If I can identify strong businesses and separate them from weaker enterprises, ongoing stock market weakness now could be an opportunity. And a good quality operation will likely show a decent profit margin, good inflows of cash, a generous return on invested capital, and a reasonable level of borrowings. If I begin with those figures I could find better value if the share price has fallen.
Well-known billionaire investor Warren Buffett has a history of buying the shares of quality businesses when the stock market is weak. By doing so, he often benefitted when the businesses and shares recovered and grew over time. But he had to go out shopping for shares when things looked gloomy. And I think we have conditions like that today.

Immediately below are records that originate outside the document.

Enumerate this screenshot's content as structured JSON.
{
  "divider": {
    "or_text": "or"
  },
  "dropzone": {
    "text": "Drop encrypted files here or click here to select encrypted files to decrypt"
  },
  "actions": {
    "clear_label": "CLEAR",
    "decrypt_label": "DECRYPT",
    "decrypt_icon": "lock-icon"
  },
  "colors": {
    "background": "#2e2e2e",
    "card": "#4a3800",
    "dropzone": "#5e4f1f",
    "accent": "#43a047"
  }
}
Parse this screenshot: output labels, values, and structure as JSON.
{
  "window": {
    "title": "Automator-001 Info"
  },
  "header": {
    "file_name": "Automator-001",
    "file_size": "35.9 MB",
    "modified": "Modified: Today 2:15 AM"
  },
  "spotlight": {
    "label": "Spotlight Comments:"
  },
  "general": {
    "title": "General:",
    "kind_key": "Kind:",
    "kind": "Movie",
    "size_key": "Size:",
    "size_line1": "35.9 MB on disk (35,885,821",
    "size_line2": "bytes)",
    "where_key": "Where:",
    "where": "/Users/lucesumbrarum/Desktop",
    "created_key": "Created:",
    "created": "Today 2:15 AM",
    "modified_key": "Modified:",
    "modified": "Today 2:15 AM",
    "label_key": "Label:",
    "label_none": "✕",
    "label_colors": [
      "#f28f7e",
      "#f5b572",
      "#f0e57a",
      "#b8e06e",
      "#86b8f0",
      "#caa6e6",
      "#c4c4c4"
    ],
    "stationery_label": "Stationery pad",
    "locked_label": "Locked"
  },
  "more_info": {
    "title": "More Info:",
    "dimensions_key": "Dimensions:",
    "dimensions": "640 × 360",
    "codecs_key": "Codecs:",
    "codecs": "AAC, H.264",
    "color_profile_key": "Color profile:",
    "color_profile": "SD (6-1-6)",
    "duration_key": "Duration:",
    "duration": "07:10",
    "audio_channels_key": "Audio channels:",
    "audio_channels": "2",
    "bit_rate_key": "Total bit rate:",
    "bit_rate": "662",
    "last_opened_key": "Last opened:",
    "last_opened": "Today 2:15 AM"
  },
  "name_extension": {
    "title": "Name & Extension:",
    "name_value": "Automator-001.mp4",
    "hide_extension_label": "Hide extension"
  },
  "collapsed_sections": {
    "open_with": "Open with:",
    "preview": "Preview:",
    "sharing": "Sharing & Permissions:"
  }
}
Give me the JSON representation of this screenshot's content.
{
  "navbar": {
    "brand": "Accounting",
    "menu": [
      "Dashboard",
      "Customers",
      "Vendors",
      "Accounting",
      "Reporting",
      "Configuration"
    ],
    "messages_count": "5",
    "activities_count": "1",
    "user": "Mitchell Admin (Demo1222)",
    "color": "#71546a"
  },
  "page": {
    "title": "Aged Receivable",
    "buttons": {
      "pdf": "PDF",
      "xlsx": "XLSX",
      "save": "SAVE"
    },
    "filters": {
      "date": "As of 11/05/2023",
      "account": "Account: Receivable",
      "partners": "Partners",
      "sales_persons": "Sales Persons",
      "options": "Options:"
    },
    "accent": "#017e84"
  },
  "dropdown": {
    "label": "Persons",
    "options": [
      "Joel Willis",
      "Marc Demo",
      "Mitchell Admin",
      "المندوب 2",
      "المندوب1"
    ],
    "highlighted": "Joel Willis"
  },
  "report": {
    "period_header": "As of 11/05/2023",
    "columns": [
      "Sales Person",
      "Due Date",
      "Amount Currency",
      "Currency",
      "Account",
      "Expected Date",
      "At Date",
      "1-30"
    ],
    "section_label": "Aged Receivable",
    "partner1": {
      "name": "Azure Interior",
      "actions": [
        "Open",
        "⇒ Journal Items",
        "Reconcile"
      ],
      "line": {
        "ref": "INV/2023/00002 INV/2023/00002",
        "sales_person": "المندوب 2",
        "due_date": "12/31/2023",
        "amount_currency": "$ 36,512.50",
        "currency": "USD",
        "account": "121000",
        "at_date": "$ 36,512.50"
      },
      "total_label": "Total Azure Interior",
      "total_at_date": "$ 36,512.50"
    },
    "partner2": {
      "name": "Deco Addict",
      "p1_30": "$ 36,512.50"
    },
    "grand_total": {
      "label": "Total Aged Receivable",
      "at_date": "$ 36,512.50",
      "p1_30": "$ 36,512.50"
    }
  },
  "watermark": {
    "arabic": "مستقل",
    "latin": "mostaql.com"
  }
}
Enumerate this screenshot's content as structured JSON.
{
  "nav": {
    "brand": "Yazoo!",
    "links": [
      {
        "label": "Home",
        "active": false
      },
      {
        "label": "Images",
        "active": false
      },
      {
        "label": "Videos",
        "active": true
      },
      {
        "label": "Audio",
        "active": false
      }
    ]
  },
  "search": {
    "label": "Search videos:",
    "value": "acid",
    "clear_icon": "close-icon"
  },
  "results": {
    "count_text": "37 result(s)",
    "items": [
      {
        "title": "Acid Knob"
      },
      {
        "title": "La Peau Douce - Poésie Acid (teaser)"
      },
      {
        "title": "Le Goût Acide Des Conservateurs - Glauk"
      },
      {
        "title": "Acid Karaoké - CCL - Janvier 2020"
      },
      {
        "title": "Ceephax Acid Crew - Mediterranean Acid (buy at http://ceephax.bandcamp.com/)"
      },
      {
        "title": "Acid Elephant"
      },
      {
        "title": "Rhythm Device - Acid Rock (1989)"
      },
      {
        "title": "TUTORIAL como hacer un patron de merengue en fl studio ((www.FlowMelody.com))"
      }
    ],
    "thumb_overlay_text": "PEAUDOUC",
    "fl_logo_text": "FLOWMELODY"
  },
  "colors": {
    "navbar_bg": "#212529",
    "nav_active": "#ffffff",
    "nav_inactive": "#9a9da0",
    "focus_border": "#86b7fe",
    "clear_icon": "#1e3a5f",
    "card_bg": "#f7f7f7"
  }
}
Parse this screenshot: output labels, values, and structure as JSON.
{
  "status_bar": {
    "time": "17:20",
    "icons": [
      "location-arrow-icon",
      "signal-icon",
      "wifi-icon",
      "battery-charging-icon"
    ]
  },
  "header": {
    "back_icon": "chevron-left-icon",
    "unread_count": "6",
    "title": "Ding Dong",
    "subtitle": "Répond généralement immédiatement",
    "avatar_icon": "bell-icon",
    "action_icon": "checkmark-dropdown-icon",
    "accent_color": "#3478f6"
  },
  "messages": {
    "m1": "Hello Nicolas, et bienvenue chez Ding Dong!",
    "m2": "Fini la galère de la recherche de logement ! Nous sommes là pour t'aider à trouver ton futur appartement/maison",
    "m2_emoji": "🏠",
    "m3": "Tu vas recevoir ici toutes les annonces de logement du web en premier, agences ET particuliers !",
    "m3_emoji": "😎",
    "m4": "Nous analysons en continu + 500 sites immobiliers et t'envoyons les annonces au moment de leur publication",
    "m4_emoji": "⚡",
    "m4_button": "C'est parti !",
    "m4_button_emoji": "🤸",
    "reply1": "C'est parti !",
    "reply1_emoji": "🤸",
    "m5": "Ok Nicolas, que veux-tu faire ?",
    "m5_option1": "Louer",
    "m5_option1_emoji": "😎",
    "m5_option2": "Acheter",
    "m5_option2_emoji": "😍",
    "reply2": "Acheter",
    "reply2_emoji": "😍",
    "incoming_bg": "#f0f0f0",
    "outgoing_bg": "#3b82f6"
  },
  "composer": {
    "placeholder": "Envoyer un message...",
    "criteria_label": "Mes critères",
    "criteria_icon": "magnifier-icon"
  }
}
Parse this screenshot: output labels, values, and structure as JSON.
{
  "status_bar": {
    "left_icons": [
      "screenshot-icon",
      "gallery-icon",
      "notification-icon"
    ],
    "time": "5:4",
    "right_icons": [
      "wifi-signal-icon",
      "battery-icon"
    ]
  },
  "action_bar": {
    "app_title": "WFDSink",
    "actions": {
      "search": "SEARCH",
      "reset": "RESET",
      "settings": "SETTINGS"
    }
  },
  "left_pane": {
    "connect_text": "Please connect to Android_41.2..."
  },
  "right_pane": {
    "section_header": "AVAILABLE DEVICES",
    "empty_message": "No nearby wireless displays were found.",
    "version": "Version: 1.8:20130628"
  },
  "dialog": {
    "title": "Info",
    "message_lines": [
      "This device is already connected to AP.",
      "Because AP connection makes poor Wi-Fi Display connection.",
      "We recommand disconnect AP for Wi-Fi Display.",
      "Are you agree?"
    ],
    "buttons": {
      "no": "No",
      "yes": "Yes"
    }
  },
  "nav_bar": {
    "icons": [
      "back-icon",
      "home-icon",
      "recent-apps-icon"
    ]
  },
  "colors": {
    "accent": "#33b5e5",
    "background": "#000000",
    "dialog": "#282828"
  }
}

Underlying quality and value
If I take a long-term approach to buying and holding shares in firms with good quality underlying businesses, I can think of myself as a part-owner in the enterprise. And by doing that, I reckon there’s a better chance for me to convert market setbacks and weak share prices into good long-term investments.
So I think with a long-term mindset, weakness in the FTSE 100 and the wider stock market could be good news if I’m well-prepared. But I’d consider buying a slice of the whole market in times of weakness as well. To do that, tracker funds would be ideal. I can target a fund that follows indices such as the FTSE100, FTSE 250, or America’s S&P 500 and at low cost in terms of transaction charges. But I’d be sure to select the accumulation version of each tracker fund so that my dividends are automatically rolled back in.
In that way, I could be on my way to compounding my investment, which is a key process when aiming to build wealth. If I invest regularly, the process of pound-cost averaging could help me turn stockmarket setbacks into an advantage. And long-term gains could follow.